Richard Ferron va dans la même direction. Il croit fermement que l’art et la culture ont des retombées positives pour la Côte-Nord. Particulièrement pour le tourisme culturel. Il prend l’exemple du serpent de pierres qui sera installé au parc de Pionniers.
« C’est un projet collectif, c’est un projet social et c’est un projet culturel. Les gens ont fait des dessins sur des pierres. (…) tous les gens du Québec qui ont participé vont vouloir venir voir le résultat (…) ce qui va obligatoirement apporter des touristes à la ville de Baie-Comeau », dit M. Ferron.
« Pour moi, le tourisme culturel existe. Lorsqu’une région est capable de développer sa couleur propre et des projets culturels propres, ça attire le tourisme culturel », ajoute-t-il.
Hugo Bergeron et sa conjointe ont choisi, il y a quelques années, de quitter Montréal pour venir s’établir définitivement à Baie-Johan-Beetz. Le couple a été charmé par la région après quelques voyages touristiques. Ils ont choisi la Minganie comme lieu d’inspiration, de création et de diffusion de leur pratique artistique.

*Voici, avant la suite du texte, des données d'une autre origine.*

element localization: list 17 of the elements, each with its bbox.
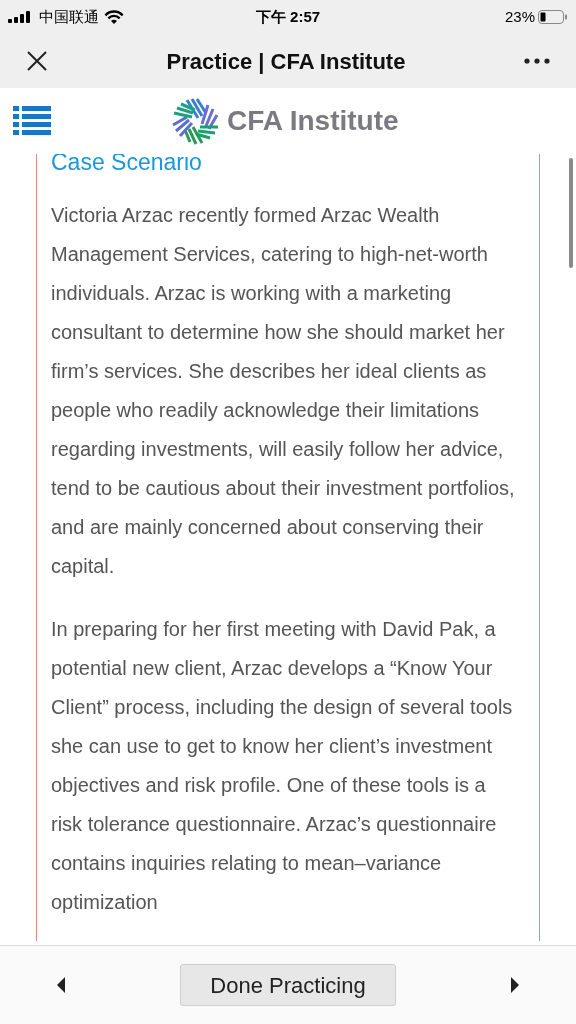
paragraph: In preparing for her first meeting with David Pak, a potential new client, Arzac develops a “Know Your Client” process, including the design of several tools she can use to get to know her client’s investment objectives and risk profile. One of these tools is a risk tolerance questionnaire. Arzac’s questionnaire contains inquiries relating to mean–variance optimization: [51, 617, 514, 915]
next-arrow-icon[interactable]: [510, 977, 520, 993]
page-title: Practice | CFA Institute: [166, 47, 406, 76]
logo-text: CFA Institute: [227, 104, 399, 138]
close-icon[interactable]: [26, 50, 48, 72]
section-heading: Case Scenario: [51, 154, 203, 174]
done-practicing-button[interactable]: Done Practicing: [180, 964, 396, 1006]
menu-icon[interactable]: [13, 106, 51, 136]
battery-icon: [538, 10, 568, 24]
logo-icon: [171, 96, 221, 146]
previous-arrow-icon[interactable]: [56, 977, 66, 993]
wifi-icon: [104, 9, 124, 25]
more-icon[interactable]: [524, 58, 550, 64]
battery-percentage: 23%: [504, 6, 535, 27]
paragraph: Victoria Arzac recently formed Arzac Wealth Management Services, catering to high-net-worth individuals. Arzac is working with a marketing consultant to determine how she should market her firm’s services. She describes her ideal clients as people who readily acknowledge their limitations regarding investments, will easily follow her advice, tend to be cautious about their investment portfolios, and are mainly concerned about conserving their capital.: [51, 203, 516, 579]
carrier-name: 中国联通: [39, 6, 99, 27]
clock-time: 下午 2:57: [255, 6, 321, 27]
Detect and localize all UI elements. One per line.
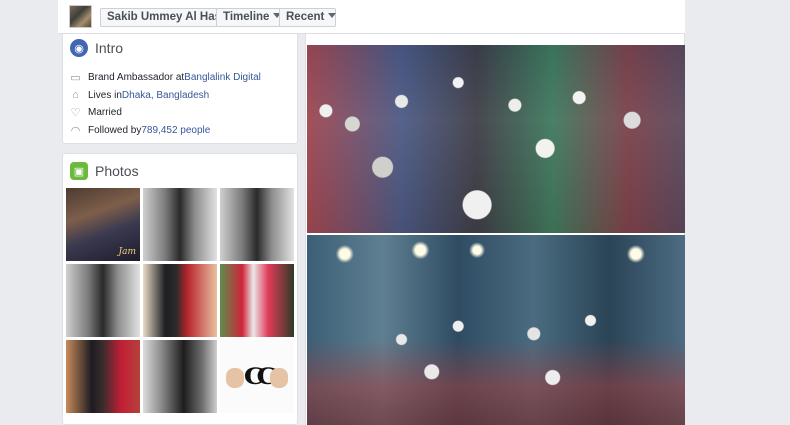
photos-grid: Jam CC	[66, 188, 296, 413]
timeline-dropdown[interactable]: Timeline	[216, 8, 282, 27]
photo-thumbnail[interactable]	[220, 188, 294, 261]
intro-item-text: Followed by	[88, 124, 142, 136]
photo-thumbnail[interactable]	[143, 264, 217, 337]
photos-header: ▣ Photos	[70, 161, 139, 181]
timeline-post	[305, 34, 685, 425]
profile-avatar[interactable]	[69, 5, 92, 28]
intro-title: Intro	[95, 40, 124, 56]
recent-label: Recent	[286, 11, 325, 23]
photo-thumbnail[interactable]	[66, 264, 140, 337]
intro-header: ◉ Intro	[70, 38, 123, 58]
photos-title[interactable]: Photos	[95, 163, 139, 179]
photo-thumbnail[interactable]	[220, 264, 294, 337]
post-photo[interactable]	[307, 45, 685, 233]
intro-item-followers: ◠ Followed by 789,452 people	[69, 122, 261, 140]
hand-shape	[270, 368, 288, 388]
chanel-logo: CC	[244, 363, 278, 390]
hand-shape	[226, 368, 244, 388]
photo-thumbnail[interactable]: Jam	[66, 188, 140, 261]
briefcase-icon: ▭	[70, 72, 81, 85]
intro-list: ▭ Brand Ambassador at Banglalink Digital…	[69, 69, 261, 139]
globe-icon: ◉	[70, 39, 88, 57]
work-link[interactable]: Banglalink Digital	[184, 72, 261, 83]
photo-thumbnail[interactable]	[143, 188, 217, 261]
heart-icon: ♡	[70, 107, 81, 120]
intro-item-work: ▭ Brand Ambassador at Banglalink Digital	[69, 69, 261, 87]
home-icon: ⌂	[72, 89, 79, 102]
photos-card: ▣ Photos Jam CC	[62, 153, 298, 425]
rss-icon: ◠	[70, 124, 81, 137]
chevron-down-icon	[328, 13, 337, 18]
post-photo[interactable]	[307, 235, 685, 425]
intro-card: ◉ Intro ▭ Brand Ambassador at Banglalink…	[62, 34, 298, 144]
photo-thumbnail[interactable]: CC	[220, 340, 294, 413]
profile-sticky-header: Sakib Ummey Al Hasan Timeline Recent	[58, 0, 685, 34]
intro-item-relationship: ♡ Married	[69, 104, 261, 122]
timeline-label: Timeline	[223, 11, 270, 23]
photo-icon: ▣	[70, 162, 88, 180]
intro-item-text: Brand Ambassador at	[88, 72, 185, 84]
location-link[interactable]: Dhaka, Bangladesh	[122, 90, 209, 101]
photo-caption: Jam	[118, 247, 136, 257]
intro-item-text: Lives in	[88, 89, 122, 101]
photo-thumbnail[interactable]	[66, 340, 140, 413]
intro-item-text: Married	[88, 107, 122, 119]
profile-name-button[interactable]: Sakib Ummey Al Hasan	[100, 8, 234, 27]
photo-thumbnail[interactable]	[143, 340, 217, 413]
intro-item-location: ⌂ Lives in Dhaka, Bangladesh	[69, 87, 261, 105]
followers-link[interactable]: 789,452 people	[141, 125, 210, 136]
recent-dropdown[interactable]: Recent	[279, 8, 337, 27]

« Pour l’économie d’un village de 85 habitants comme Baie-Johan-Beetz, chaque nouvelle personne qui s’établit dans une région à la démographie décroissante a un impact positif non seulement pour l’économie, mais aussi socialement, culturellement », dit-il.
Catherine Arseneault, Richard Ferron et Hugo Bergeron s’entendent pour dire qu’il faut voir la contribution de l’art à l’économie, au-delà de la rentabilité monétaire.
« C’est le message qu’il est possible d’être inspirer par cette région et y vivre, s’y investir. Nous sommes désormais une présence, une posture sur ce territoire à véhiculer la possibilité de faire de l’art en région éloignée et de proposer un angle différent à la communauté, à la région, puis aux touristes », dit Hugo Bergeron.